6. Il résulte de l'instruction que, par une décision du 22 juillet 2021, le
Conseil d'Etat a définitivement statué sur la réclamation portée à l'encontre
des opérations électorales qui s'étaient déroulées les 15 mars et 28 juin 2020
à Noyon en vue de l'élection des conseillers municipaux et communautaires et a
confirmé leur annulation prononcée par un jugement du tribunal du 10 février
2021. Cette décision du Conseil d'Etat constitue l'évènement ayant rendu
l'élection municipale partielle des 10 et 17 octobre 2021 nécessaire, au sens
des dispositions citées ci-dessus de l'article L. 52-4 du code électoral🏛. Or,
le bilan de la première année de mandature de Mme Ab a été distribué
aux habitants de la commune de Noyon à partir du 9 juillet 2021, soit avant le
début de la période mentionnée à l'article L. 52-4. Par suite, les frais de
conception et d'impression de ce bulletin n'avaient pas à figurer dans le
compte de campagne de Mme Ab et pouvaient être supportés par la commune
sans méconnaître l'article L. 52-8 du code électoral🏛.

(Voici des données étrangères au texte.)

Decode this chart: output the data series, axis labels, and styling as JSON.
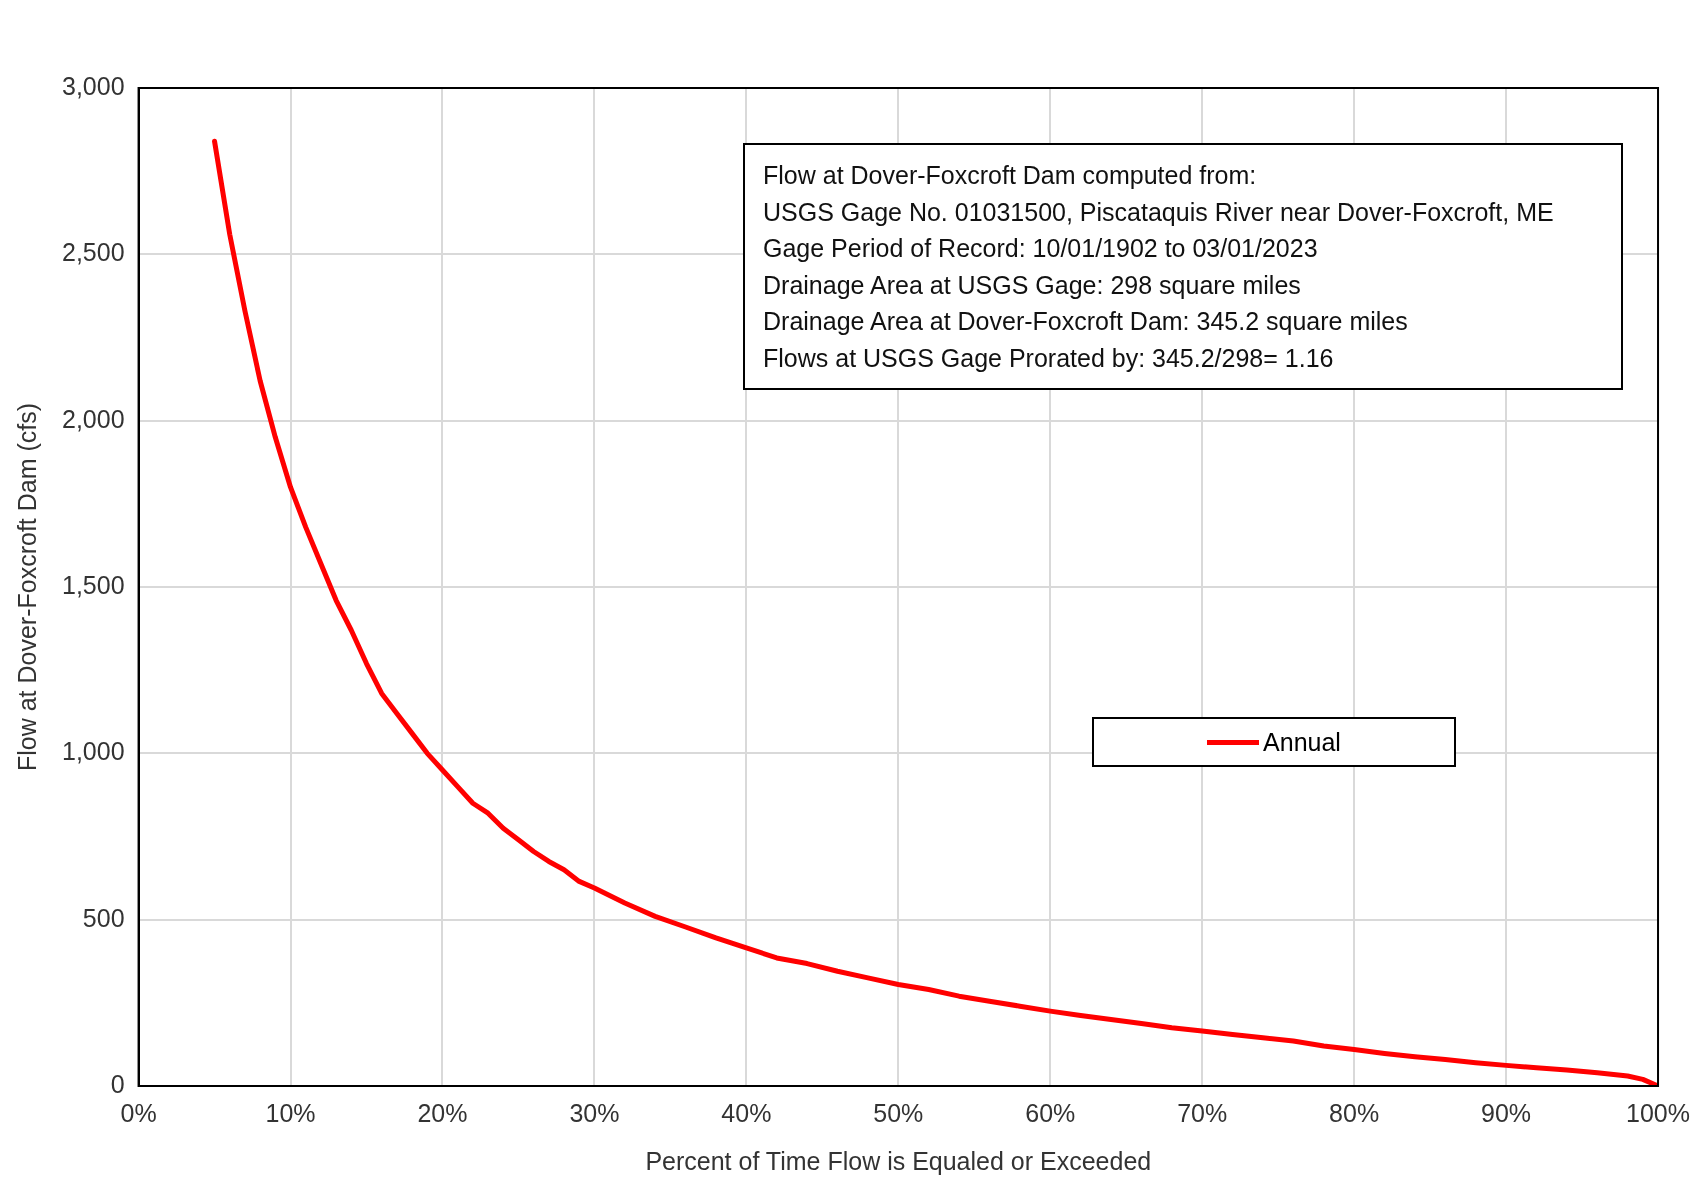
{
  "chart_data": {
    "type": "line",
    "xlabel": "Percent of Time Flow is Equaled or Exceeded",
    "ylabel": "Flow at Dover-Foxcroft Dam (cfs)",
    "x": [
      5,
      6,
      7,
      8,
      9,
      10,
      11,
      12,
      13,
      14,
      15,
      16,
      17,
      18,
      19,
      20,
      21,
      22,
      23,
      24,
      25,
      26,
      27,
      28,
      29,
      30,
      32,
      34,
      36,
      38,
      40,
      42,
      44,
      46,
      48,
      50,
      52,
      54,
      56,
      58,
      60,
      62,
      64,
      66,
      68,
      70,
      72,
      74,
      76,
      78,
      80,
      82,
      84,
      86,
      88,
      90,
      92,
      94,
      96,
      98,
      99,
      100
    ],
    "series": [
      {
        "name": "Annual",
        "color": "#ff0000",
        "values": [
          2840,
          2560,
          2330,
          2120,
          1950,
          1800,
          1680,
          1570,
          1460,
          1370,
          1270,
          1180,
          1120,
          1060,
          1000,
          950,
          900,
          850,
          820,
          775,
          740,
          705,
          675,
          650,
          615,
          595,
          550,
          510,
          478,
          445,
          415,
          385,
          368,
          345,
          325,
          305,
          290,
          270,
          255,
          240,
          225,
          212,
          200,
          188,
          175,
          165,
          155,
          145,
          135,
          120,
          110,
          98,
          88,
          80,
          70,
          62,
          55,
          48,
          40,
          30,
          20,
          0
        ]
      }
    ],
    "xlim": [
      0,
      100
    ],
    "xticks": [
      {
        "value": 0,
        "label": "0%"
      },
      {
        "value": 10,
        "label": "10%"
      },
      {
        "value": 20,
        "label": "20%"
      },
      {
        "value": 30,
        "label": "30%"
      },
      {
        "value": 40,
        "label": "40%"
      },
      {
        "value": 50,
        "label": "50%"
      },
      {
        "value": 60,
        "label": "60%"
      },
      {
        "value": 70,
        "label": "70%"
      },
      {
        "value": 80,
        "label": "80%"
      },
      {
        "value": 90,
        "label": "90%"
      },
      {
        "value": 100,
        "label": "100%"
      }
    ],
    "ylim": [
      0,
      3000
    ],
    "yticks": [
      {
        "value": 0,
        "label": "0"
      },
      {
        "value": 500,
        "label": "500"
      },
      {
        "value": 1000,
        "label": "1,000"
      },
      {
        "value": 1500,
        "label": "1,500"
      },
      {
        "value": 2000,
        "label": "2,000"
      },
      {
        "value": 2500,
        "label": "2,500"
      },
      {
        "value": 3000,
        "label": "3,000"
      }
    ],
    "grid": true,
    "legend": "right",
    "marker": "none",
    "line_style": "solid",
    "annotations": [
      "Flow at Dover-Foxcroft Dam computed from:",
      "USGS Gage No. 01031500, Piscataquis River near Dover-Foxcroft, ME",
      "Gage Period of Record: 10/01/1902 to 03/01/2023",
      "Drainage Area at USGS Gage: 298 square miles",
      "Drainage Area at Dover-Foxcroft Dam: 345.2 square miles",
      "Flows at USGS Gage Prorated by: 345.2/298= 1.16"
    ]
  }
}
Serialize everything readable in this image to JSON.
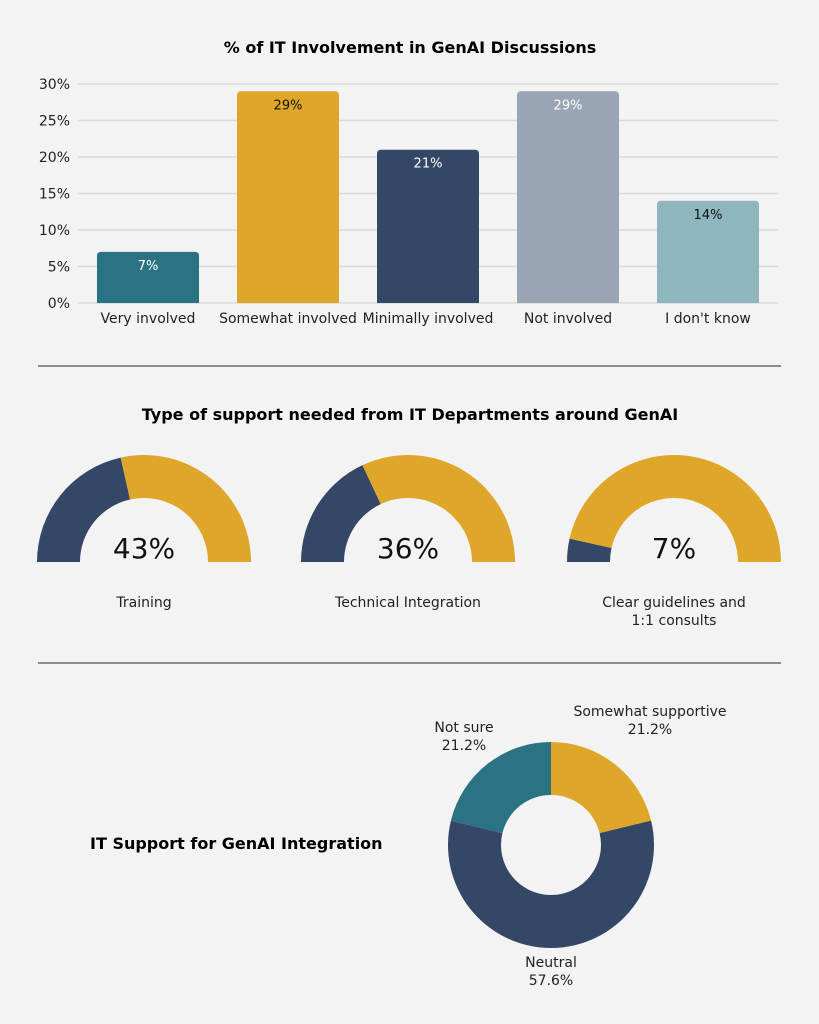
{
  "colors": {
    "teal": "#2b7283",
    "gold": "#dea729",
    "navy": "#344767",
    "gray": "#99a5b4",
    "lightblue": "#8fb6bf",
    "background": "#f3f3f3",
    "divider": "#6b6b6b"
  },
  "chart_data": [
    {
      "type": "bar",
      "title": "% of IT Involvement in GenAI Discussions",
      "categories": [
        "Very involved",
        "Somewhat involved",
        "Minimally involved",
        "Not involved",
        "I don't know"
      ],
      "values": [
        7,
        29,
        21,
        29,
        14
      ],
      "data_labels": [
        "7%",
        "29%",
        "21%",
        "29%",
        "14%"
      ],
      "bar_colors": [
        "#2b7283",
        "#dea729",
        "#344767",
        "#99a5b4",
        "#8fb6bf"
      ],
      "label_colors": [
        "#ffffff",
        "#111111",
        "#ffffff",
        "#ffffff",
        "#111111"
      ],
      "ylim": [
        0,
        30
      ],
      "yticks": [
        "0%",
        "5%",
        "10%",
        "15%",
        "20%",
        "25%",
        "30%"
      ],
      "grid": true,
      "xlabel": "",
      "ylabel": ""
    },
    {
      "type": "gauge",
      "title": "Type of support needed from IT Departments around GenAI",
      "items": [
        {
          "label": "Training",
          "value": 43,
          "display": "43%"
        },
        {
          "label": "Technical Integration",
          "value": 36,
          "display": "36%"
        },
        {
          "label": "Clear guidelines and",
          "label2": "1:1 consults",
          "value": 7,
          "display": "7%"
        }
      ]
    },
    {
      "type": "pie",
      "title": "IT Support for GenAI Integration",
      "donut": true,
      "slices": [
        {
          "label": "Somewhat supportive",
          "value": 21.2,
          "display": "21.2%",
          "color": "#dea729"
        },
        {
          "label": "Neutral",
          "value": 57.6,
          "display": "57.6%",
          "color": "#344767"
        },
        {
          "label": "Not sure",
          "value": 21.2,
          "display": "21.2%",
          "color": "#2b7283"
        }
      ]
    }
  ]
}
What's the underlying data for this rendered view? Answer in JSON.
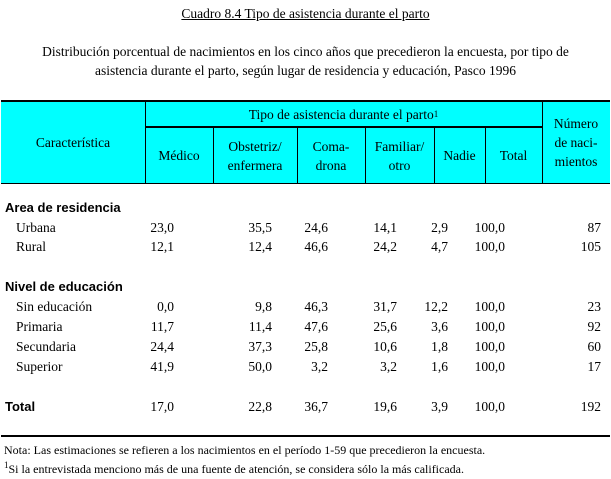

7. Il résulte de ce qui précède que c'est à tort que la Commission nationale
des comptes de campagne et des financements politiques a rejeté le compte de
campagne de Mme Ab. Par voie de conséquence, il n'y a pas lieu de se
prononcer sur l'inéligibilité de Mme Ab.

Sur le montant du remboursement forfaitaire de l'Etat dû en application de
l'article L. 52-11-1 du code électoral🏛 :

8. Aux termes du dernier alinéa de l'article L. 52-6 du code électoral🏛 : « Au
terme de son mandat, le mandataire remet au candidat un bilan comptable de son
activité. Lorsqu'un solde positif ne provenant pas de l'apport du candidat
apparaît, il est dévolu, sur décision du candidat, soit à une association de
financement ou à un mandataire financier d'un parti politique, soit à un ou
plusieurs établissements reconnus d'utilité publique déclarées depuis trois
ans au moins et dont l'ensemble des activités est mentionné au b du 1 de
l'article 200 du code général des impôts🏛 ou inscrites au registre des
associations en application du code civil local applicable dans les
départements du Bas-Rhin, du Haut-Rhin et de la Moselle, soit au fonds pour le
développement de la vie associative. A défaut de décision de dévolution dans
les conditions et délais prévus au présent article, l'actif net est versé au
fonds pour le développement de la vie associative. Il en va de même lorsque la
dévolution n'est pas acceptée. » Aux termes de l'article L. 52-11-1 du même
code : « Les dépenses électorales des candidats aux élections auxquelles
l'article L. 52-4 est applicable font l'objet d'un remboursement forfaitaire
de la part de l'Etat égal à 47,5 % de leur plafond de dépenses. Ce
remboursement ne peut excéder le montant des dépenses réglées sur l'apport
personnel des candidats et retracées dans leur compte de campagne./ Le
remboursement forfaitaire n'est pas versé aux candidats qui ont obtenu moins
de 5 % des suffrages exprimés au premier tour de scrutin, qui ne se sont pas
conformés aux prescriptions de l'article L. 52-11, qui n'ont pas déposé leur
compte de campagne dans le délai prévu au II de l'article L. 52-12 ou dont le
compte de campagne est rejeté pour d'autres motifs ou qui n'ont pas déposé
leur déclaration de situation patrimoniale dans le délai légal et pour le
scrutin concerné, s'ils sont astreints à cette obligation. / Dans les cas où
les irrégularités commises ne conduisent pas au rejet du compte, la décision
concernant ce dernier peut réduire le montant du remboursement forfaitaire en
fonction du nombre et de la gravité de ces irrégularités. ».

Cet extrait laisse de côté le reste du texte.